- Interactive map of Western North Carolina Nature Center
- Date opened: May 1973
- Location: Asheville, North Carolina
- Land area: 42 acres (0.17 km^{2}; 17 ha)
- No. of species: 100+
- Memberships: Association of Zoos and Aquariums
- Major exhibits: Brandon's Otter Falls, Appalachian Station Reptile & Amphibian House, Appalachian Predator Loop, Black Bear Ridge, and North Carolina Farm
- Website: https://wildwnc.org/

= Western North Carolina Nature Center =

The Western North Carolina Nature Center is a 42 acre zoological park in Western North Carolina operated by the City of Asheville. It was originally opened in 1925 and known as Recreation Park Zoo, Craig Park Zoo, and Asheville City Zoo and housed a wide variety of native and non-native wildlife.
It was then renamed the Children's Zoo and Nature Center in the mid-seventies and was converted to a native wildlife zoo. In 1975, a non-profit charity later named the Friends of the WNC Nature Center was established to develop and fundraise for the improvements which ultimately opened in 1976.

The Center has been accredited by the Association of Zoos and Aquariums since 1999 and its collection features animals native to the southern Appalachian Mountains. In 2013 the center welcomed over 107,000 guests with over 13,000 coming from school children on field trips to the facility.

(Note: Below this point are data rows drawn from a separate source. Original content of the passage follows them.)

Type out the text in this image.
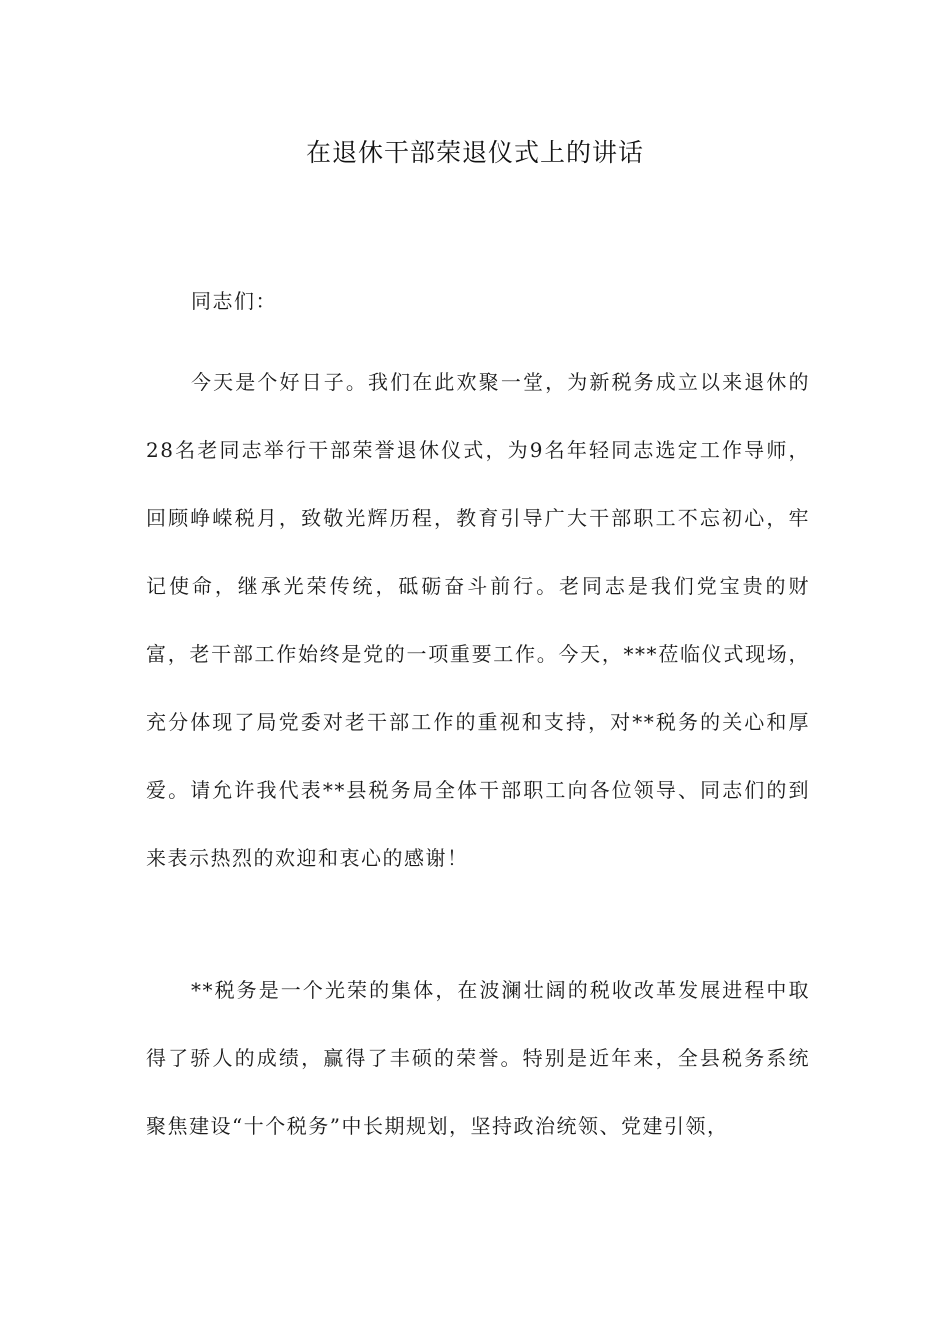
在退休干部荣退仪式上的讲话

同志们：

今天是个好日子。我们在此欢聚一堂，为新税务成立以来退休的28名老同志举行干部荣誉退休仪式，为9名年轻同志选定工作导师，回顾峥嵘税月，致敬光辉历程，教育引导广大干部职工不忘初心，牢记使命，继承光荣传统，砥砺奋斗前行。老同志是我们党宝贵的财富，老干部工作始终是党的一项重要工作。今天，***莅临仪式现场，充分体现了局党委对老干部工作的重视和支持，对**税务的关心和厚爱。请允许我代表**县税务局全体干部职工向各位领导、同志们的到来表示热烈的欢迎和衷心的感谢！

**税务是一个光荣的集体，在波澜壮阔的税收改革发展进程中取得了骄人的成绩，赢得了丰硕的荣誉。特别是近年来，全县税务系统聚焦建设“十个税务”中长期规划，坚持政治统领、党建引领，
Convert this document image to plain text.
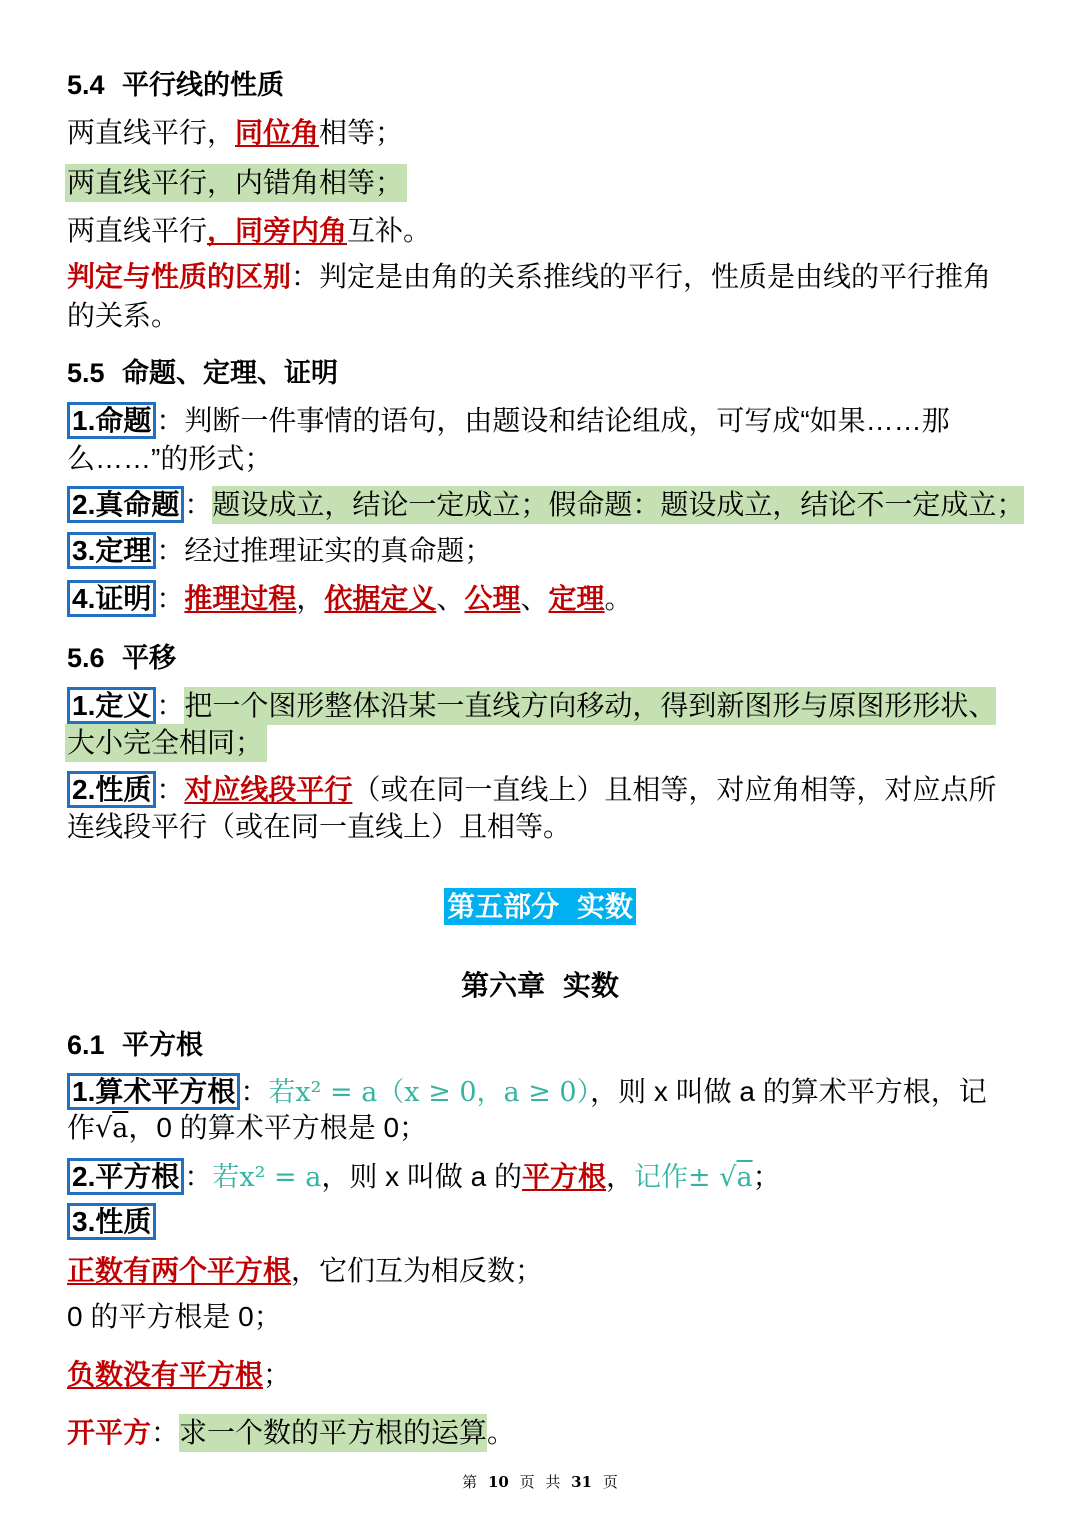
5.4 平行线的性质
两直线平行，同位角相等；
两直线平行，内错角相等；
两直线平行，同旁内角互补。
判定与性质的区别：判定是由角的关系推线的平行，性质是由线的平行推角
的关系。
5.5 命题、定理、证明
1.命题 ：判断一件事情的语句，由题设和结论组成，可写成“如果……那
么……”的形式；
2.真命题 ：题设成立，结论一定成立；假命题：题设成立，结论不一定成立；
3.定理 ：经过推理证实的真命题；
4.证明 ：推理过程，依据定义、公理、定理。
5.6 平移
1.定义 ：把一个图形整体沿某一直线方向移动，得到新图形与原图形形状、
大小完全相同；
2.性质 ：对应线段平行（或在同一直线上）且相等，对应角相等，对应点所
连线段平行（或在同一直线上）且相等。
第五部分 实数
第六章 实数
6.1 平方根
1.算术平方根 ：若x² = a（x ≥ 0，a ≥ 0），则 x 叫做 a 的算术平方根，记
作√a，0 的算术平方根是 0；
2.平方根 ：若x² = a，则 x 叫做 a 的平方根，记作± √a；
3.性质
正数有两个平方根，它们互为相反数；
0 的平方根是 0；
负数没有平方根；
开平方：求一个数的平方根的运算。
第 10 页 共 31 页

In 2010, the Center developed an ambitious 2020 Vision master plan, and in 2013 opened the first phase of this plan with a red wolf exhibit that is part of the Association of Zoos and Aquariums' species survival plan and Arachnid Adventure playground.

As both visitation at the WNC Nature Center and wildlife rehabilitation needs in the area grew, the need for a dedicated facility outside the center became clear. Appalachian Wildlife Refuge was established in the fall of 2014 to fulfill this role and, by summer of 2018, began serving as the primary coordinator for all injured and orphaned wildlife in the region.

A new front entrance complex was opened in September 2018. The following February, the Red Pandas became the first of the prehistoric Appalachian animals. The Prehistoric Appalachia exhibits will feature animals – or their closest living relatives – found in the region 15,000 years ago based on excavations done at the Gray Fossil Site, such as red panda (closest living relative of the Bristol's panda). Other animals found at the fossil site include tapir, wolverine, and rhinoceros.

The center's library pass partnership was expanded to 9 local counties in 2022. A limited number of free passes are available by advanced reservation at local library branches to library card holders through these partnerships.